Charbon de bois prêt à l'utilisation. Photo: © UNDP DRC CO, SGP DRC.
Étant donné que seulement 11 % de la RDC a accès à l'électricité, ces produits constituent la principale source d'énergie du pays et offrent des bénéfices plus élevés que l'agriculture à la population rurale de Kasangulu, qui les vend dans la capitale nationale, Kinshasa, située à moins d'une heure de route.
Paquets de bois de chauffage. Photo: © UNDP DRC CO, SGP DRC.
Cependant, le prix à payer est élevé : à mesure que les gens abattent les arbres pour le bois, les riches forêts tropicales de la région disparaissent rapidement, avec des conséquences environnementales dévastatrices.
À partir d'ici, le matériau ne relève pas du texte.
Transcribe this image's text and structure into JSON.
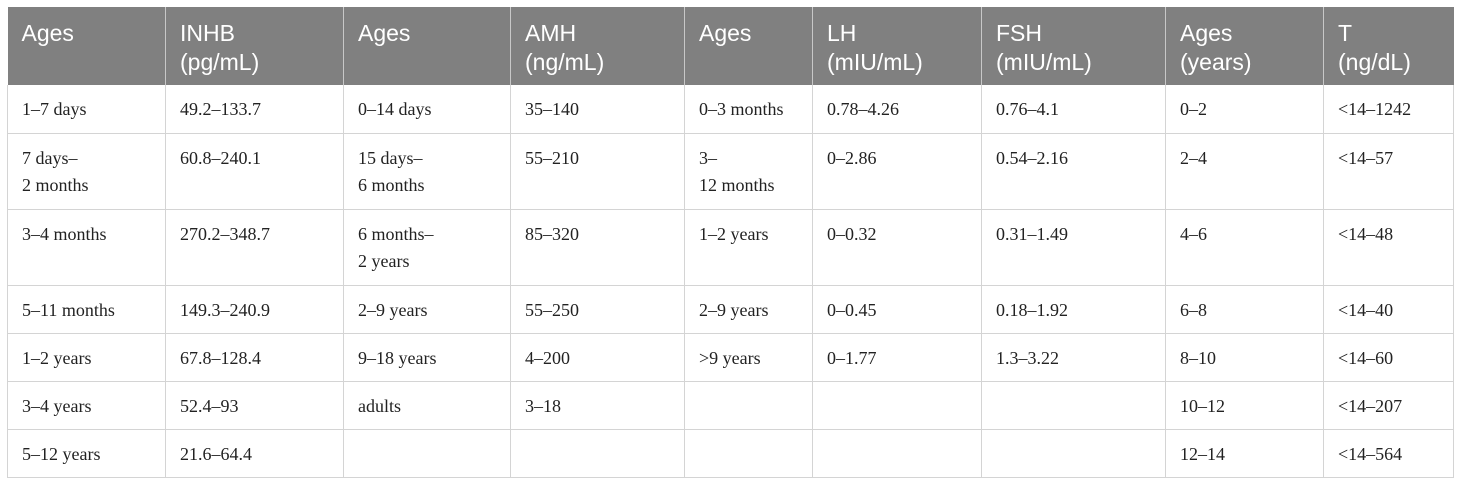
{
  "table": {
    "headers": [
      "Ages",
      "INHB\n(pg/mL)",
      "Ages",
      "AMH\n(ng/mL)",
      "Ages",
      "LH\n(mIU/mL)",
      "FSH\n(mIU/mL)",
      "Ages\n(years)",
      "T\n(ng/dL)"
    ],
    "rows": [
      [
        "1–7 days",
        "49.2–133.7",
        "0–14 days",
        "35–140",
        "0–3 months",
        "0.78–4.26",
        "0.76–4.1",
        "0–2",
        "<14–1242"
      ],
      [
        "7 days–\n2 months",
        "60.8–240.1",
        "15 days–\n6 months",
        "55–210",
        "3–\n12 months",
        "0–2.86",
        "0.54–2.16",
        "2–4",
        "<14–57"
      ],
      [
        "3–4 months",
        "270.2–348.7",
        "6 months–\n2 years",
        "85–320",
        "1–2 years",
        "0–0.32",
        "0.31–1.49",
        "4–6",
        "<14–48"
      ],
      [
        "5–11 months",
        "149.3–240.9",
        "2–9 years",
        "55–250",
        "2–9 years",
        "0–0.45",
        "0.18–1.92",
        "6–8",
        "<14–40"
      ],
      [
        "1–2 years",
        "67.8–128.4",
        "9–18 years",
        "4–200",
        ">9 years",
        "0–1.77",
        "1.3–3.22",
        "8–10",
        "<14–60"
      ],
      [
        "3–4 years",
        "52.4–93",
        "adults",
        "3–18",
        "",
        "",
        "",
        "10–12",
        "<14–207"
      ],
      [
        "5–12 years",
        "21.6–64.4",
        "",
        "",
        "",
        "",
        "",
        "12–14",
        "<14–564"
      ]
    ]
  }
}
Véhicule transportant des sacs de makala (charbon) de Kasangulu à Kinshasa. Photo: © UNDP DRC CO, SGP DRC.
Dotées de la plus grande biodiversité de tous les écosystèmes terrestres, les forêts jouent un rôle crucial dans la lutte contre le changement climatique et la réduction de la pauvreté.
Environ 1,6 milliard de personnes dans le monde, dont plus de 2 000 cultures indigènes, en dépendent pour leur subsistance, leurs médicaments, leurs combustibles, leur nourriture et leur abri.
Les communautés locales dependent des ressources forestières pour leur subsistance, leurs médicaments, leur combustible, leur nourriture et leur abri. Photo: © UNDP DRC CO, SGP DRC.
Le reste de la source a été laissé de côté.